From there I went to meet a wonderful lady called Sharon Hanner, who is part of 'A Quiet Place', which  provides evidence based, personal development programmes, supporting the achievement of unique outcomes for all ages and abilities. http://www.aquietplace.co.uk/ . A mutual friend, the amazing speaker Molly Harvey, http://www.mollyharvey.com/, had suggested we meet. I am so pleased we did - thank you Molly! Sharon has kindly given me some of her materials - watch this space and I will tell you more! 

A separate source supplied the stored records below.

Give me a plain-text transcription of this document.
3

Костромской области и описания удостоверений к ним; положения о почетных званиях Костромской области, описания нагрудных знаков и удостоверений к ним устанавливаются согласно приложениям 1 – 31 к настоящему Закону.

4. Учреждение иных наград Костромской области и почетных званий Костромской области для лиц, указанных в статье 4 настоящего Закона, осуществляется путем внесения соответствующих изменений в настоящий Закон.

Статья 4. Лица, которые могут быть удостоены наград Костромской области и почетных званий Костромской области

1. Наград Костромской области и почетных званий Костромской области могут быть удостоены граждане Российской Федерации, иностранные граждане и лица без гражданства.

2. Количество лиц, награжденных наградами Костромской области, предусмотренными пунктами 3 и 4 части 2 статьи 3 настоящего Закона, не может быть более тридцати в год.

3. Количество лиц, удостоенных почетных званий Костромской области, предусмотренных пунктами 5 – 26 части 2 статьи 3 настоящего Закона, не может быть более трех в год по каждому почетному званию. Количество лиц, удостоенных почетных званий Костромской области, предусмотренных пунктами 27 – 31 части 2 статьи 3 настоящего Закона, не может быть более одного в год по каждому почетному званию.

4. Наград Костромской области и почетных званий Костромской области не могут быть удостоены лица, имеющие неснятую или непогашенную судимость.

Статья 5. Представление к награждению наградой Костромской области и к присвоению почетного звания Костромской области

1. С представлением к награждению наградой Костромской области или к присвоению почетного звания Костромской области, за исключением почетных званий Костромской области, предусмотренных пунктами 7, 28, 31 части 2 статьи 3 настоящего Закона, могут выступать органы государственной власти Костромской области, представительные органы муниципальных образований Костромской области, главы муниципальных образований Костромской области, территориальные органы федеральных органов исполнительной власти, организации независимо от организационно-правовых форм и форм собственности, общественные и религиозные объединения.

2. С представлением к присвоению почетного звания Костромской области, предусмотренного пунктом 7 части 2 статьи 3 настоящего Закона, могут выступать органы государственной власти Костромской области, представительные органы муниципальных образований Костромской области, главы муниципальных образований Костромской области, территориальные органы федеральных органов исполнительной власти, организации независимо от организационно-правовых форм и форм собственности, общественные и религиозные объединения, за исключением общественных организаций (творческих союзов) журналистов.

We met up at Nugent House school, where I had the pleasure of seeing first-hand a couple of 'A quiet place' rooms. http://www.nugent.wigan.sch.uk/  Nugent House School is part of Nugent Care, which is a multi-service agency, and one of the North West’s leading charities, caring for children, disabled and disadvantaged people of all ages. As a teacher for children with severe and profound learning difficulties my passion was around a multi-sensory curriculum. Now I suggest ways to improve and maintain good mental health is by appealing to and gratifying our senses. So this area is right up my street! I will report back more on these in the months ahead.

From there I met up with my little sis and gorgeous niece Sophie at M & S in Widnes

Then it was time for me to spend the evening with Dom. Since the divorce we try to see as much as possible of each other but I also really, really appreciate our time together even more. He is currently nursing an injury so I am in my element being able to 'fuss him' - as much as any 14 year old boy will allow! After taking him home I am now back at my parents reflecting on an amazing day, appreciating the wonderful people I have met and wondering what, if anything, it will all lead to.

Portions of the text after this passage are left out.